Dix ans plus tard, vous le revoyez pour lui présenter le film Marie de Nazareth, de Jean Delannoy, dans lequel vous jouez Joseph.

Inoubliable. Il était déjà très malade. Il est venu vers moi les joues et les yeux baignés de larmes : « Votre interprétation était magnifique, évangélique et apostolique ! » a-t-il dit en me serrant dans ses bras. J’étais bouleversé. Je lui avais apporté Le Journal de Joseph, un livre écrit pendant le tournage, où j’ai eu des sensations très fortes sur la vie de Joseph. Un cardinal a retiré le livre desmains du pape, mais il l’a repris et serré contre sa poitrine et m’a dit : « Je vais le lire ! »

La quatrième rencontre, c’est en jouant sa pièce.

Quand Paul de Larminat m’a proposé lerôle d’Adam dans La Boutique de l’orfèvre, j’ai accepté en répondant : « Je vais le dire », pour remercier le Pape de l’attention portée à ma foi. Cette pièce parle de l’amour du couple, vu par le prisme de l’engagement. Que dit-on exactement quand on dit à l’autre « Je t’aime » ? Il n’y a pas de véritable amour sans véritable engagement. Adam est la voix de Jean-Paul II, un passeur qui, sans juger, nous éveille à nous-mêmes

Qu’aimez-vous dans le théâtre de Jean-Paul II ?

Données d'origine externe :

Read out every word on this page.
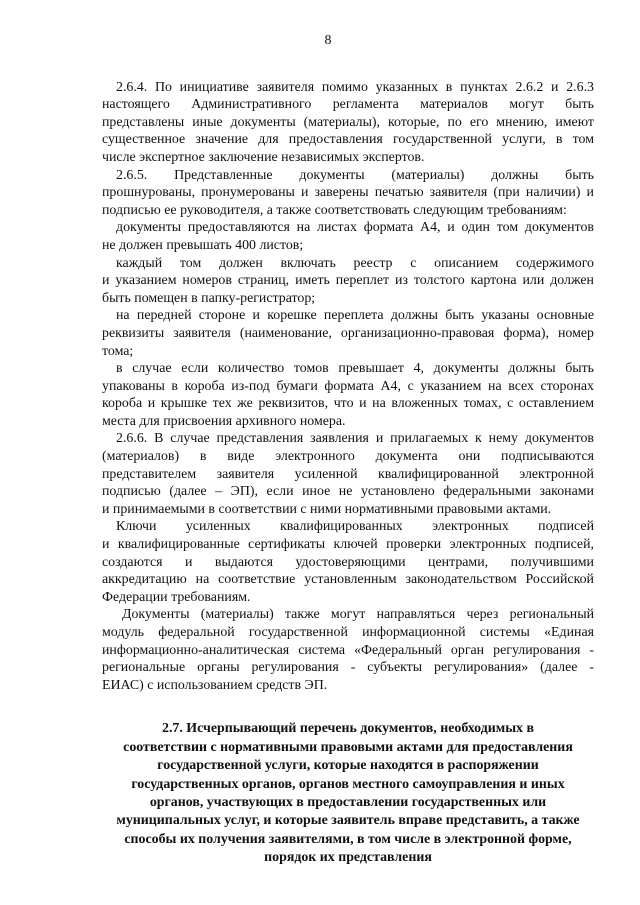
8
2.6.4. По инициативе заявителя помимо указанных в пунктах 2.6.2 и 2.6.3
настоящего Административного регламента материалов могут быть
представлены иные документы (материалы), которые, по его мнению, имеют
существенное значение для предоставления государственной услуги, в том
числе экспертное заключение независимых экспертов.
2.6.5. Представленные документы (материалы) должны быть
прошнурованы, пронумерованы и заверены печатью заявителя (при наличии) и
подписью ее руководителя, а также соответствовать следующим требованиям:
документы предоставляются на листах формата А4, и один том документов
не должен превышать 400 листов;
каждый том должен включать реестр с описанием содержимого
и указанием номеров страниц, иметь переплет из толстого картона или должен
быть помещен в папку-регистратор;
на передней стороне и корешке переплета должны быть указаны основные
реквизиты заявителя (наименование, организационно-правовая форма), номер
тома;
в случае если количество томов превышает 4, документы должны быть
упакованы в короба из-под бумаги формата А4, с указанием на всех сторонах
короба и крышке тех же реквизитов, что и на вложенных томах, с оставлением
места для присвоения архивного номера.
2.6.6. В случае представления заявления и прилагаемых к нему документов
(материалов) в виде электронного документа они подписываются
представителем заявителя усиленной квалифицированной электронной
подписью (далее – ЭП), если иное не установлено федеральными законами
и принимаемыми в соответствии с ними нормативными правовыми актами.
Ключи усиленных квалифицированных электронных подписей
и квалифицированные сертификаты ключей проверки электронных подписей,
создаются и выдаются удостоверяющими центрами, получившими
аккредитацию на соответствие установленным законодательством Российской
Федерации требованиям.
Документы (материалы) также могут направляться через региональный
модуль федеральной государственной информационной системы «Единая
информационно-аналитическая система «Федеральный орган регулирования -
региональные органы регулирования - субъекты регулирования» (далее -
ЕИАС) с использованием средств ЭП.
2.7. Исчерпывающий перечень документов, необходимых в
соответствии с нормативными правовыми актами для предоставления
государственной услуги, которые находятся в распоряжении
государственных органов, органов местного самоуправления и иных
органов, участвующих в предоставлении государственных или
муниципальных услуг, и которые заявитель вправе представить, а также
способы их получения заявителями, в том числе в электронной форме,
порядок их представления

C’est le théâtre d’une jeune vieille âme. Un théâtre lyrique où l’on entend la musique parler. Pour lui, la vérité passe par le langage et par le dire. Quand il était jeune, c’était un acteur militant, qui se rendait dans les familles pour jouer des rôles qui mettent l’accent sur les grandes causes à défendre.

Que gardez-vous de ces rencontres ?

Nous avons parlé foi, de spiritualité, mais aussi beaucoup de théâtre, d’acteurs. Il avait une telle passion pour les artistes ! Ces rencontres m’ont traversé.

La conversation avec Jean-Paul II dure toujours?

Les êtres qui ont compté pour nous restent en connexion avec nous par la pensée, par la prière, par la vie après la vie. L’amour est une énergie qui ne s’éteint pas et relie les êtres pour toujours.

Le seul mot à retenir de cet entretien ?

« Aimez-vous comme je vous ai aimé, aime ton prochain comme toi-même. » C’est de cet équilibre- là dont nous parle le Seigneur, c’est pour ça que je porte cette croix.

Une envie ?

J’ai passé mon enfance entre le Sud-Ouest et l’Uruguay, ma fille vit en Amérique latine. Après une vie d’artiste nomade, j’aimerais m’enraciner quelque part, dans une terre où ma descendance trouverait racine aussi.